CauseCaller -- one-click to create a virtual phone-bank


13 Responses to “CauseCaller -- one-click to create a virtual phone-bank”

  1. velocity girl says:


    Yeah, if this gets popular, then phone calls will end up having as much value as emails or online petitions, which are pretty easy to set up thanks to Facebook and that kind of thing.

    Now if you could set up Cause Caller to handle pre-recorded messages, I could see it being a VERY useful tool… Harassing politicians connected with a particular issue with a simple click of a button? It may not do much for democracy, but it would be a great stress-buster…

  2. themagus says:

    i read this a few times but have no idea what its about…

  3. Jeff says:

    Themagus, what I got out of it was that this application will allow you to communicate with your state and federal reps to effect some outcome that I think is specific to the individual using this “petitioning ware.” But I might be totally off base.

  4. Antinous says:

    Don’t you all get political phone blasts all the time?

  5. BaS says:

    @1 “Now if one could automate a handwritten letter.”
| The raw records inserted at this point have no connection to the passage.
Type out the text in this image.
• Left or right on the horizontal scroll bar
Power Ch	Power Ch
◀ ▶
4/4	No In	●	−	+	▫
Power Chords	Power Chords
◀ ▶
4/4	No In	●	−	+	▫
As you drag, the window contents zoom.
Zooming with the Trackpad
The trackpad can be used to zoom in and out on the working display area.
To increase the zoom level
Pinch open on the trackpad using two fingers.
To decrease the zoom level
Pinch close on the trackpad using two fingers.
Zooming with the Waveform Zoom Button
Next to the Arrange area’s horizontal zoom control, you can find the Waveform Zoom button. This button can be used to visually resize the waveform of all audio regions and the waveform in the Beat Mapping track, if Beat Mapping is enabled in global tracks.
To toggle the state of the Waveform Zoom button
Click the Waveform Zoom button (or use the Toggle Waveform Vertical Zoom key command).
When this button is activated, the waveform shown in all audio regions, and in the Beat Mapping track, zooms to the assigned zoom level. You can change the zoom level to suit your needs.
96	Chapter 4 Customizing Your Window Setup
    I’m sure if you really tried you could find a way, it’d most likely involve creating a bank of fonts made of people’s handwritten alphabet with a special character symbolizing signatures and addresses, and some sort of programming, (all the respect in the world for you people who know how to program, I have zero of that knowledge and stare blankly at my husband and others when they talk of it), to automate a copy/paste with the font switch and send it to print. Package all the print outs and mail them together or individually and voila, handwritten letters.

  6. ck says:

    Ingenius, yes, but I shudder to think what will happen if this falls into the wrong hands and it is used on the public by Verizon, Comcast, all the major telecoms, the companies immune to the no-call-list. I can see it now. The sales pitch goes “With CauseCaller telemarketing is such a breeze! And costs the (huge corporate conglomerate) nothing to operate!”

  7. Capn Barcode says:

    ck@10: Exactly my concern. On the one hand, it supports participation in government, which is good. On the other hand, it’s Web 2.0 for phone spam, which is evil. Although, what’s the worst thing that could happen? Politicians will phone screen and learn to ignore certain classes of calls, just like we do every day at home. If the database is turned on “the people”, I’ll just get more calls on my answering machine that I can safely ignore. So this is probably an overall positive. Unless it gets used for a distributed denial of phone service attack… oh, where’s my unicorn? I NEED A UNICORN!!

  8. UltraBob says:

    This seems like the start of a great tool for putting pressure on the Democratic Super Delegates to make up their minds so that we don’t end up with a Jowls McBush presidency. That tool is something that we are in dire need of right now. Those people really need to start feeling the pressure.

  9. scottfree says:

    See, but congressmen and women receive complaints all the time. Why doesn’t anyone ever phone just to talk? It isn’t always about /you/, you know.

  10. yish says:

    The power of a campaign is proportional to the mount of human effort that goes into it. Internet petitions are pointless, because everyone knows each signature is worth 15 man/seconds. This, on the other hand, makes it possible for dedicated individuals to have a targeted impact. It does not replace human effort, it just focuses it like a laser beam. ingenious.

  11. FutureNerd says:

    The similarity between democracy and spam is deeper than I thought.

  12. jetsetsc says:

    As these things get more and more automated, the value of a call becomes less and less. Now if one could automate a handwritten letter. But nice work in any case.

  13. mullingitover says:

    They should just eliminate the human factor altogether and make an app that robo-calls politicans. That would be beautiful.